Antarctica Peninsula, 2005

An image in which nature becomes the protagonist of a silent revelation, something I wanted to convey with Éire i Dubh Agus Bán.

From theory to practice: landscape as an act of contemplation

I decided to test my reflections in the field, letting myself be guided by the places and extreme conditions of south-west Ireland.

I wrote in my diary:

“The project was born from a silent dialogue with the landscape, where every place is a border and a bridge: between light and shadow, between the human and the natural.”

Each photograph was carefully constructed, following a rigorous methodology:

Scouting, attentive to light and atmospheric conditions.

Compositional choices influenced by natural geometries, as explained in my tests on Ladies View, Beara Peninsula and Skellig Islands. Use of bracketing and HDR fusion to capture the entire dynamic spectrum of the scene.

 

Is there still a reason for landscape photography in B/W?

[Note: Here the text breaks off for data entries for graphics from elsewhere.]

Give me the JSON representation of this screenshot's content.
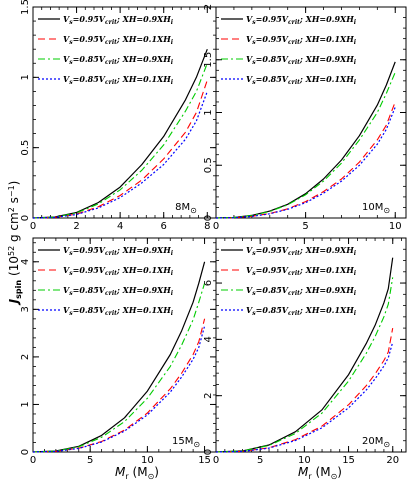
{
  "figure": {
    "ylabel_main": "J",
    "ylabel_sub": "spin",
    "ylabel_units": "(10",
    "ylabel_exp": "52",
    "ylabel_units2": " g cm",
    "ylabel_exp2": "2",
    "ylabel_units3": " s",
    "ylabel_exp3": "−1",
    "ylabel_close": ")",
    "xlabel_main": "M",
    "xlabel_sub": "r",
    "xlabel_units": " (M",
    "xlabel_sun": "⊙",
    "xlabel_close": ")"
  },
  "colors": {
    "s1": "#000000",
    "s2": "#ff0000",
    "s3": "#00cc00",
    "s4": "#0000ff"
  },
  "chart_data": [
    {
      "type": "line",
      "panel_label": "8M",
      "panel_label_sun": "⊙",
      "xlabel": "",
      "ylabel": "",
      "xlim": [
        0,
        8.4
      ],
      "ylim": [
        0,
        1.5
      ],
      "xticks": [
        0,
        2,
        4,
        6,
        8
      ],
      "yticks": [
        0,
        0.5,
        1,
        1.5
      ],
      "xtick_labels": [
        "0",
        "2",
        "4",
        "6",
        "8"
      ],
      "ytick_labels": [
        "0",
        "0.5",
        "1",
        "1.5"
      ],
      "legend": [
        "Vₛ=0.95Vₒᵣₜᵢₜ; XH=0.9XHᵢ",
        "",
        "",
        ""
      ],
      "series": [
        {
          "name": "V=0.95Vcrit; XH=0.9XH",
          "x": [
            0,
            1,
            2,
            3,
            4,
            5,
            6,
            7,
            7.5,
            8
          ],
          "y": [
            0,
            0.007,
            0.04,
            0.11,
            0.22,
            0.38,
            0.58,
            0.84,
            1.0,
            1.2
          ]
        },
        {
          "name": "V=0.95Vcrit; XH=0.1XH",
          "x": [
            0,
            1,
            2,
            3,
            4,
            5,
            6,
            7,
            7.5,
            8
          ],
          "y": [
            0,
            0.005,
            0.028,
            0.08,
            0.16,
            0.27,
            0.42,
            0.61,
            0.75,
            0.98
          ]
        },
        {
          "name": "V=0.85Vcrit; XH=0.9XH",
          "x": [
            0,
            1,
            2,
            3,
            4,
            5,
            6,
            7,
            7.5,
            8
          ],
          "y": [
            0,
            0.006,
            0.036,
            0.1,
            0.2,
            0.34,
            0.52,
            0.76,
            0.9,
            1.1
          ]
        },
        {
          "name": "V=0.85Vcrit; XH=0.1XH",
          "x": [
            0,
            1,
            2,
            3,
            4,
            5,
            6,
            7,
            7.5,
            8
          ],
          "y": [
            0,
            0.004,
            0.025,
            0.072,
            0.145,
            0.25,
            0.38,
            0.56,
            0.69,
            0.9
          ]
        }
      ]
    },
    {
      "type": "line",
      "panel_label": "10M",
      "panel_label_sun": "⊙",
      "xlabel": "",
      "ylabel": "",
      "xlim": [
        0,
        10.6
      ],
      "ylim": [
        0,
        2
      ],
      "xticks": [
        0,
        5,
        10
      ],
      "yticks": [
        0,
        0.5,
        1,
        1.5,
        2
      ],
      "xtick_labels": [
        "0",
        "5",
        "10"
      ],
      "ytick_labels": [
        "0",
        "0.5",
        "1",
        "1.5",
        "2"
      ],
      "series": [
        {
          "name": "V=0.95Vcrit; XH=0.9XH",
          "x": [
            0,
            1,
            2,
            3,
            4,
            5,
            6,
            7,
            8,
            9,
            9.5,
            10
          ],
          "y": [
            0,
            0.005,
            0.025,
            0.065,
            0.13,
            0.23,
            0.37,
            0.55,
            0.78,
            1.07,
            1.26,
            1.48
          ]
        },
        {
          "name": "V=0.95Vcrit; XH=0.1XH",
          "x": [
            0,
            1,
            2,
            3,
            4,
            5,
            6,
            7,
            8,
            9,
            9.5,
            10
          ],
          "y": [
            0,
            0.003,
            0.016,
            0.043,
            0.087,
            0.155,
            0.25,
            0.37,
            0.53,
            0.74,
            0.88,
            1.1
          ]
        },
        {
          "name": "V=0.85Vcrit; XH=0.9XH",
          "x": [
            0,
            1,
            2,
            3,
            4,
            5,
            6,
            7,
            8,
            9,
            9.5,
            10
          ],
          "y": [
            0,
            0.005,
            0.024,
            0.062,
            0.125,
            0.22,
            0.35,
            0.52,
            0.74,
            1.0,
            1.18,
            1.38
          ]
        },
        {
          "name": "V=0.85Vcrit; XH=0.1XH",
          "x": [
            0,
            1,
            2,
            3,
            4,
            5,
            6,
            7,
            8,
            9,
            9.5,
            10
          ],
          "y": [
            0,
            0.003,
            0.015,
            0.04,
            0.082,
            0.145,
            0.235,
            0.35,
            0.5,
            0.7,
            0.84,
            1.05
          ]
        }
      ]
    },
    {
      "type": "line",
      "panel_label": "15M",
      "panel_label_sun": "⊙",
      "xlabel": "",
      "ylabel": "",
      "xlim": [
        0,
        16
      ],
      "ylim": [
        0,
        4.5
      ],
      "xticks": [
        0,
        5,
        10,
        15
      ],
      "yticks": [
        0,
        1,
        2,
        3,
        4
      ],
      "xtick_labels": [
        "0",
        "5",
        "10",
        "15"
      ],
      "ytick_labels": [
        "0",
        "1",
        "2",
        "3",
        "4"
      ],
      "series": [
        {
          "name": "V=0.95Vcrit; XH=0.9XH",
          "x": [
            0,
            2,
            4,
            6,
            8,
            10,
            12,
            13,
            14,
            14.5,
            15
          ],
          "y": [
            0,
            0.02,
            0.12,
            0.35,
            0.72,
            1.28,
            2.05,
            2.55,
            3.15,
            3.55,
            4.0
          ]
        },
        {
          "name": "V=0.95Vcrit; XH=0.1XH",
          "x": [
            0,
            2,
            4,
            6,
            8,
            10,
            12,
            13,
            14,
            14.5,
            15
          ],
          "y": [
            0,
            0.014,
            0.08,
            0.22,
            0.46,
            0.82,
            1.33,
            1.66,
            2.05,
            2.32,
            2.8
          ]
        },
        {
          "name": "V=0.85Vcrit; XH=0.9XH",
          "x": [
            0,
            2,
            4,
            6,
            8,
            10,
            12,
            13,
            14,
            14.5,
            15
          ],
          "y": [
            0,
            0.018,
            0.11,
            0.31,
            0.64,
            1.13,
            1.8,
            2.25,
            2.78,
            3.15,
            3.55
          ]
        },
        {
          "name": "V=0.85Vcrit; XH=0.1XH",
          "x": [
            0,
            2,
            4,
            6,
            8,
            10,
            12,
            13,
            14,
            14.5,
            15
          ],
          "y": [
            0,
            0.012,
            0.075,
            0.21,
            0.44,
            0.78,
            1.26,
            1.58,
            1.95,
            2.2,
            2.65
          ]
        }
      ]
    },
    {
      "type": "line",
      "panel_label": "20M",
      "panel_label_sun": "⊙",
      "xlabel": "",
      "ylabel": "",
      "xlim": [
        0,
        21.5
      ],
      "ylim": [
        0,
        7.6
      ],
      "xticks": [
        0,
        5,
        10,
        15,
        20
      ],
      "yticks": [
        0,
        2,
        4,
        6
      ],
      "xtick_labels": [
        "0",
        "5",
        "10",
        "15",
        "20"
      ],
      "ytick_labels": [
        "0",
        "2",
        "4",
        "6"
      ],
      "series": [
        {
          "name": "V=0.95Vcrit; XH=0.9XH",
          "x": [
            0,
            3,
            6,
            9,
            12,
            15,
            17,
            18,
            19,
            19.5,
            20
          ],
          "y": [
            0,
            0.04,
            0.25,
            0.72,
            1.5,
            2.75,
            3.85,
            4.5,
            5.3,
            5.8,
            6.9
          ]
        },
        {
          "name": "V=0.95Vcrit; XH=0.1XH",
          "x": [
            0,
            3,
            6,
            9,
            12,
            15,
            17,
            18,
            19,
            19.5,
            20
          ],
          "y": [
            0,
            0.025,
            0.15,
            0.44,
            0.92,
            1.68,
            2.35,
            2.77,
            3.25,
            3.55,
            4.4
          ]
        },
        {
          "name": "V=0.85Vcrit; XH=0.9XH",
          "x": [
            0,
            3,
            6,
            9,
            12,
            15,
            17,
            18,
            19,
            19.5,
            20
          ],
          "y": [
            0,
            0.036,
            0.23,
            0.66,
            1.38,
            2.52,
            3.5,
            4.1,
            4.8,
            5.25,
            6.2
          ]
        },
        {
          "name": "V=0.85Vcrit; XH=0.1XH",
          "x": [
            0,
            3,
            6,
            9,
            12,
            15,
            17,
            18,
            19,
            19.5,
            20
          ],
          "y": [
            0,
            0.022,
            0.14,
            0.41,
            0.86,
            1.57,
            2.2,
            2.6,
            3.05,
            3.35,
            3.9
          ]
        }
      ]
    }
  ],
  "legend": [
    {
      "pre": "V",
      "sub1": "s",
      "mid": "=0.95V",
      "sub2": "crit",
      "post": "; XH=0.9XH",
      "sub3": "i"
    },
    {
      "pre": "V",
      "sub1": "s",
      "mid": "=0.95V",
      "sub2": "crit",
      "post": "; XH=0.1XH",
      "sub3": "i"
    },
    {
      "pre": "V",
      "sub1": "s",
      "mid": "=0.85V",
      "sub2": "crit",
      "post": "; XH=0.9XH",
      "sub3": "i"
    },
    {
      "pre": "V",
      "sub1": "s",
      "mid": "=0.85V",
      "sub2": "crit",
      "post": "; XH=0.1XH",
      "sub3": "i"
    }
  ]
}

After months of research, study and fieldwork, the answer has become clear: Yes, there is still a reason to photograph the landscape in black and white. It is not a stylistic exercise, but an act of resistance to the speed of visual consumption.

Photographing in B/W means asking the audience to stop, to listen, to observe carefully and to get in touch with something profound and universal.

I wrote:

“I want to challenge those who observe my photographs to see beyond the visible, to connect with the deepest essence of the places represented.”

 

Towards a new way of seeing the landscape

Éire i Dubh Agus Bán is not just a photographic project. It is an attempt to rethink the role of the landscape photographer today:

  • A witness, who observes without forcing.
  • An interpreter, who translates without overwriting.
  • An inner traveler, who transforms every shot into a moment of introspection.